Once the initial fermentation is over and I move the wine to a secondary carboy and thereafter(fermentation has stopped), should the temperature of the carboys be kept at a certain temperature or range of temperature?

*Example*; concord grape wine made from grapes. yeast cote de Blanc, Temperature at fermentation 70-75 degrees. temperature of carboy after first racking due to high sedimentation is now from about 68 to 78 degrees.

If the yeast you use suggests a certain temperature for the grape variety that you are using and you keep it to that temperature, should your temperature of the carboys and future racking be kept at a certain temperature thereafter, even during the fining process?

Broad example: sweet white wines versus dry red wines.

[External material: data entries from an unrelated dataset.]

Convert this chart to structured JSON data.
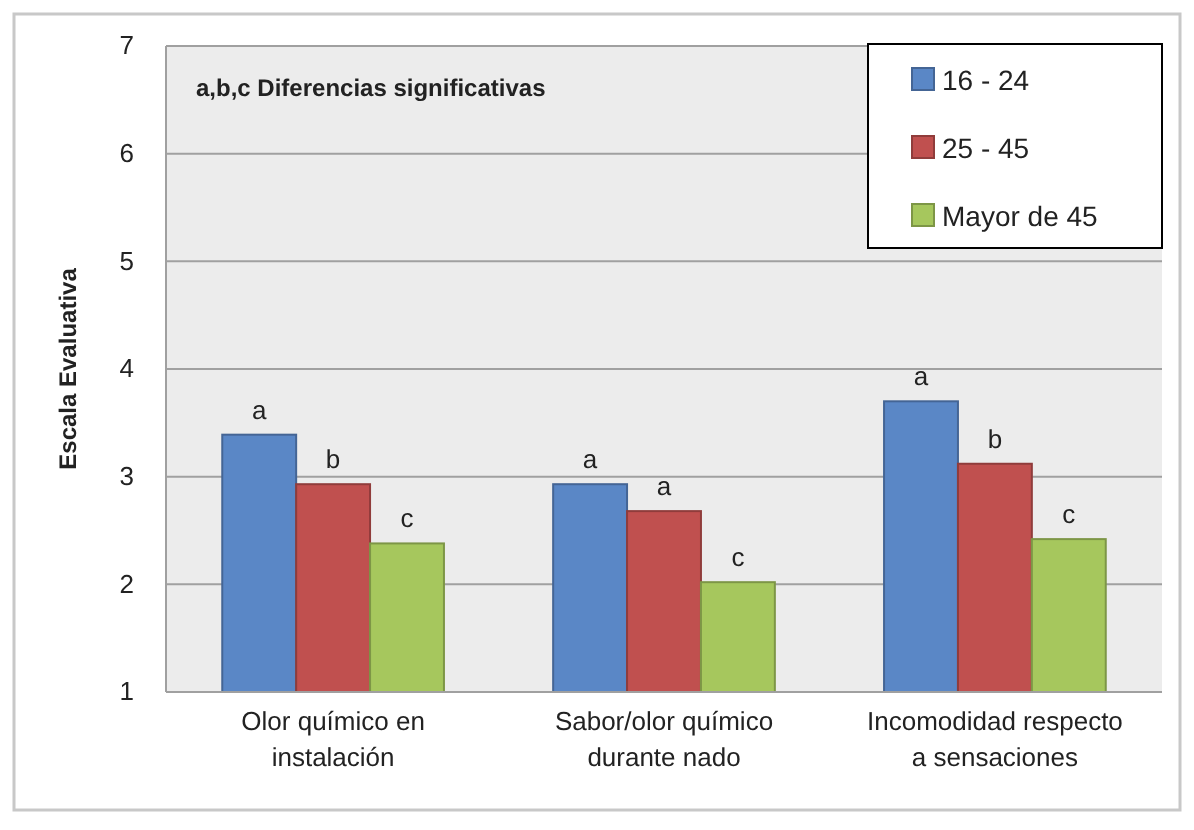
{
  "chart_data": {
    "type": "bar",
    "ylabel": "Escala  Evaluativa",
    "categories": [
      "Olor químico en instalación",
      "Sabor/olor químico durante nado",
      "Incomodidad respecto a sensaciones"
    ],
    "series": [
      {
        "name": "16 - 24",
        "color": "#5a87c6",
        "values": [
          3.39,
          2.93,
          3.7
        ],
        "value_labels": [
          "a",
          "a",
          "a"
        ]
      },
      {
        "name": "25 - 45",
        "color": "#c0504f",
        "values": [
          2.93,
          2.68,
          3.12
        ],
        "value_labels": [
          "b",
          "a",
          "b"
        ]
      },
      {
        "name": "Mayor de 45",
        "color": "#a6c75d",
        "values": [
          2.38,
          2.02,
          2.42
        ],
        "value_labels": [
          "c",
          "c",
          "c"
        ]
      }
    ],
    "ylim": [
      1,
      7
    ],
    "yticks": [
      1,
      2,
      3,
      4,
      5,
      6,
      7
    ],
    "grid": "y",
    "legend": "top right",
    "annotations": [
      "a,b,c  Diferencias significativas"
    ]
  }
}
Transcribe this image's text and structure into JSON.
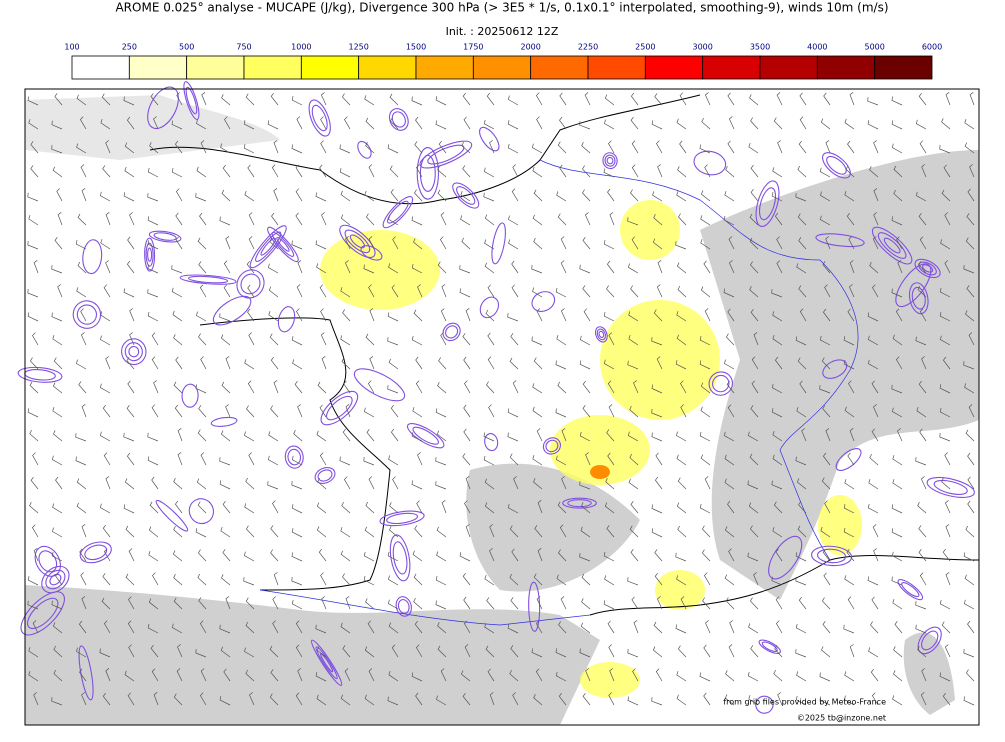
{
  "header": {
    "title": "AROME 0.025° analyse - MUCAPE (J/kg), Divergence 300 hPa (> 3E5 * 1/s, 0.1x0.1° interpolated, smoothing-9), winds 10m (m/s)",
    "init": "Init. : 20250612 12Z"
  },
  "colorbar": {
    "ticks": [
      100,
      250,
      500,
      750,
      1000,
      1250,
      1500,
      1750,
      2000,
      2250,
      2500,
      3000,
      3500,
      4000,
      5000,
      6000
    ],
    "colors": [
      "#ffffff",
      "#ffffc8",
      "#ffff9a",
      "#ffff60",
      "#ffff00",
      "#ffd800",
      "#ffaa00",
      "#ff9000",
      "#ff6a00",
      "#ff4a00",
      "#ff0000",
      "#d80000",
      "#b40000",
      "#900000",
      "#6a0000"
    ]
  },
  "credits": {
    "source": "from grib files provided by Meteo-France",
    "copyright": "©2025 tb@inzone.net"
  }
}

As a beginner, your advice is invaluable

Thank you.


----------



## Duster (Oct 22, 2013)

you already touched on one key element during fermentation, Whites vs Reds. a general rule of thumb is the cooler the ferment the fruty the wine will be. Whits should be fermented at the lower end of your yeast strain, and reds can be somewhere mid range.
Now for storace (bulk ageing) What I recommend and what I do are two different things simple because I do not have a cellar.
I would recommend keeping both of them at a constant 65 to 68*F with as little fluctuation as possible. I end up dressing a carboy in a sweater to insulate, and sticking them in a closet in the inside (not against an outside wall) in the house.
This works well and I have not had any bad experiences doing this but I know it is not the preferred method.


----------



## salcoco (Oct 23, 2013)

any temp below 72 deg is fine after fermentation. the higher the temp the more degassing. I usually followed cellar temps and did not do anything extra.


----------



## corinth (Oct 23, 2013)

thank you for your expertise. I had read some info on this website and in some books that I have but what you both added, gave me a more definitive direction to proceed.
Thank you both very much.


----------